Photo by Keith Allison
During last week’s Camden Highball podcast, I made the following statement (paraphrased):
I love you, Chris Davis. But I don’t want you batting in the bottom of the 9th when the team is down by two and there are two runners on base. One-third of the time you’re going to strike out (not advance the runner). These little moments are going to add up during the year.Prior to recording the podcast I’d thought a lot about the relationship between swinging strike rate and WPA. My gut told me a high-strikeout player like Davis would hurt the team by failing to advance runners in close games.
It seemed true. It felt true. So I said it out loud.
After I listened to the recording, an embarrassed flush spread to my cheeks. Here I am, writing on a sabermetrics web site, and I just used my gut to make a statement. Ugh! We all say foolish things, but not many of us get the chance to say foolish things that strangers on the Internet hear and that live for eternity on Dropbox. I managed to do both at once.

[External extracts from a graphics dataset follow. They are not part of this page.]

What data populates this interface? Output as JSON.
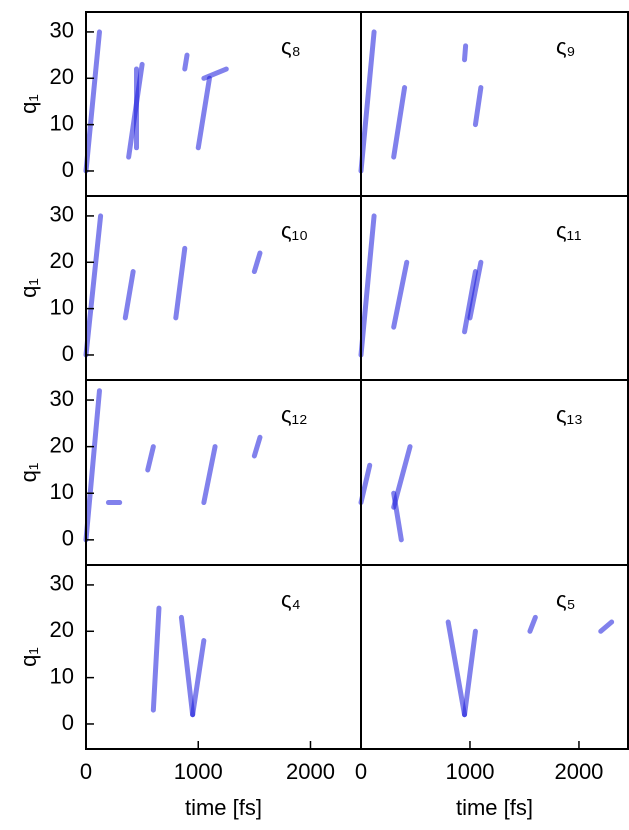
{
  "chart_data": [
    {
      "type": "density",
      "label": "ς₈",
      "ylabel": "q₁",
      "ylim": [
        -5.4,
        34.3
      ],
      "yticks": [
        0,
        10,
        20,
        30
      ],
      "xlim": [
        0,
        2450
      ],
      "color": "#1a1adc",
      "streaks": [
        {
          "x": [
            0,
            120
          ],
          "y": [
            0,
            30
          ]
        },
        {
          "x": [
            450,
            450
          ],
          "y": [
            5,
            22
          ]
        },
        {
          "x": [
            380,
            500
          ],
          "y": [
            3,
            23
          ]
        },
        {
          "x": [
            1000,
            1100
          ],
          "y": [
            5,
            20
          ]
        },
        {
          "x": [
            1050,
            1250
          ],
          "y": [
            20,
            22
          ]
        },
        {
          "x": [
            880,
            900
          ],
          "y": [
            22,
            25
          ]
        }
      ]
    },
    {
      "type": "density",
      "label": "ς₉",
      "ylim": [
        -5.4,
        34.3
      ],
      "xlim": [
        0,
        2450
      ],
      "color": "#1a1adc",
      "streaks": [
        {
          "x": [
            0,
            120
          ],
          "y": [
            0,
            30
          ]
        },
        {
          "x": [
            300,
            400
          ],
          "y": [
            3,
            18
          ]
        },
        {
          "x": [
            950,
            960
          ],
          "y": [
            24,
            27
          ]
        },
        {
          "x": [
            1050,
            1100
          ],
          "y": [
            10,
            18
          ]
        }
      ]
    },
    {
      "type": "density",
      "label": "ς₁₀",
      "ylabel": "q₁",
      "ylim": [
        -5.4,
        34.3
      ],
      "yticks": [
        0,
        10,
        20,
        30
      ],
      "xlim": [
        0,
        2450
      ],
      "color": "#1a1adc",
      "streaks": [
        {
          "x": [
            0,
            130
          ],
          "y": [
            0,
            30
          ]
        },
        {
          "x": [
            350,
            420
          ],
          "y": [
            8,
            18
          ]
        },
        {
          "x": [
            800,
            880
          ],
          "y": [
            8,
            23
          ]
        },
        {
          "x": [
            1500,
            1550
          ],
          "y": [
            18,
            22
          ]
        }
      ]
    },
    {
      "type": "density",
      "label": "ς₁₁",
      "ylim": [
        -5.4,
        34.3
      ],
      "xlim": [
        0,
        2450
      ],
      "color": "#1a1adc",
      "streaks": [
        {
          "x": [
            0,
            120
          ],
          "y": [
            0,
            30
          ]
        },
        {
          "x": [
            300,
            420
          ],
          "y": [
            6,
            20
          ]
        },
        {
          "x": [
            950,
            1050
          ],
          "y": [
            5,
            18
          ]
        },
        {
          "x": [
            1000,
            1100
          ],
          "y": [
            8,
            20
          ]
        }
      ]
    },
    {
      "type": "density",
      "label": "ς₁₂",
      "ylabel": "q₁",
      "ylim": [
        -5.4,
        34.3
      ],
      "yticks": [
        0,
        10,
        20,
        30
      ],
      "xlim": [
        0,
        2450
      ],
      "color": "#1a1adc",
      "streaks": [
        {
          "x": [
            0,
            120
          ],
          "y": [
            0,
            32
          ]
        },
        {
          "x": [
            200,
            300
          ],
          "y": [
            8,
            8
          ]
        },
        {
          "x": [
            550,
            600
          ],
          "y": [
            15,
            20
          ]
        },
        {
          "x": [
            1050,
            1150
          ],
          "y": [
            8,
            20
          ]
        },
        {
          "x": [
            1500,
            1550
          ],
          "y": [
            18,
            22
          ]
        }
      ]
    },
    {
      "type": "density",
      "label": "ς₁₃",
      "ylim": [
        -5.4,
        34.3
      ],
      "xlim": [
        0,
        2450
      ],
      "color": "#1a1adc",
      "streaks": [
        {
          "x": [
            0,
            80
          ],
          "y": [
            8,
            16
          ]
        },
        {
          "x": [
            300,
            450
          ],
          "y": [
            7,
            20
          ]
        },
        {
          "x": [
            300,
            370
          ],
          "y": [
            10,
            0
          ]
        }
      ]
    },
    {
      "type": "density",
      "label": "ς₄",
      "ylabel": "q₁",
      "xlabel": "time [fs]",
      "ylim": [
        -5.4,
        34.3
      ],
      "yticks": [
        0,
        10,
        20,
        30
      ],
      "xlim": [
        0,
        2450
      ],
      "xticks": [
        0,
        1000,
        2000
      ],
      "color": "#1a1adc",
      "streaks": [
        {
          "x": [
            850,
            950
          ],
          "y": [
            23,
            2
          ]
        },
        {
          "x": [
            950,
            1050
          ],
          "y": [
            2,
            18
          ]
        },
        {
          "x": [
            600,
            650
          ],
          "y": [
            3,
            25
          ]
        }
      ]
    },
    {
      "type": "density",
      "label": "ς₅",
      "xlabel": "time [fs]",
      "ylim": [
        -5.4,
        34.3
      ],
      "xlim": [
        0,
        2450
      ],
      "xticks": [
        0,
        1000,
        2000
      ],
      "color": "#1a1adc",
      "streaks": [
        {
          "x": [
            800,
            950
          ],
          "y": [
            22,
            2
          ]
        },
        {
          "x": [
            950,
            1050
          ],
          "y": [
            2,
            20
          ]
        },
        {
          "x": [
            1550,
            1600
          ],
          "y": [
            20,
            23
          ]
        },
        {
          "x": [
            2200,
            2300
          ],
          "y": [
            20,
            22
          ]
        }
      ]
    }
  ]
}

In order to feel less foolish, I had to atone for my sins. Isn't that what this whole sabermetrics thing is about, backing up your beliefs with evidence? So I said "gut, I'm sorry, but I need to fact check you." My gut responded favorably, but that's probably because I'd just eaten a peanut butter creme Oreo.
I examined the relationship between a player's swinging strike rate and the following metrics:
- Win Probability Added: Measures how much a player added to their team’s chance to win during the course of a season, taking into account both the leverages (inning, score, runners on base, number of outs) in which they batted and how well they did in the plate appearance.
- Win Probability Added / Leverage Index (WPA/LI): WPA without the leverage component. Unlike WPA, WPA/LI doesn't punish players for appearing in lots of low-leverage situations, nor does it reward players to bat in a lot of high-leverage situations. Players can't control the leverage of the situations in which they bat.
My hypothesis: players with high swinging-strike rates will have a lower WPA than players with low or average swinging strike rates. For context, Davis’ swinging strike rate of 15.48% ranks 20th-highest out of 1,607 players in this sample.
Unfortunately for my gut, the research shows swinging strike rate doesn't correlate well to either WPA or WPA/LI:
Swinging strike rate explains only 0.07% of the variance in WPA, or about 0.002 wins per year. That's a tiny number of wins.
The relationship isn't much stronger when you remove leverage from the equation. The r^2 between swinging strike rate explains only 0.0198 wins of WPA/LI per year. No one will notice this change in a player's WAR.
But r^2 isn't everything. The regression lines slope upward, indicating that as swinging strike rate increases, WPA and WPA/LI also increase. If you followed this model you'd want a player to swing and miss as much as possible, because the model says their WPA would be very high. But no one wants a batter to swing and miss ever, let alone "as much as possible".
That's why the plots look different if you focus on players with medium-to-high swinging strike rates:
The r^2 values remain weak. More importantly, these trend lines slope downward. Now the model says: if you swing and miss a lot, you're starting from a deeper hole than your peers who make more contact. You can still make a positive contribution, but you'll have a harder time doing so. There's the logical sense we are looking for.
A 2nd-degree polynomial fit of the original data shows this effect better:
While Chris Davis' swinging strike rate doesn't explain his WPA or WPA/LI, he should be careful going forward. If he swings and misses much more than he does now, he'll have a harder time contributing to the team.
Fortunately, Davis is a more complete player than just swinging and missing. He possesses tremendous power and mixes in a pretty good walk rate. These factors boost his wOBA, which correlates much better with WPA and WPA/LI:
The r^2 between wOBA and WPA is 0.64 (2.1 wins), and between wOBA and WPA/LI it's a whopping 0.82 (2.3 wins). Overall offensive prowess, as measured by wOBA, explains variance in WPA and WPA/LI much better than than swinging strike rate does.
These relationships hold up well for hitters in Davis' class:
In both cases, the regression models make logical sense. Have a high wOBA and you'll contribute wins to your team. Chris Davis should have a high wOBA. All is right with the universe.
I'm sorry, Chris Davis. I take back what I said. I won't grimace in frustration anymore when I see you bat in a high-leverage spot. I'll remind myself that you're a very talented baseball player who whacks the ball all over the yard, no matter the game situation.
But please don't swing and miss any more than you already do.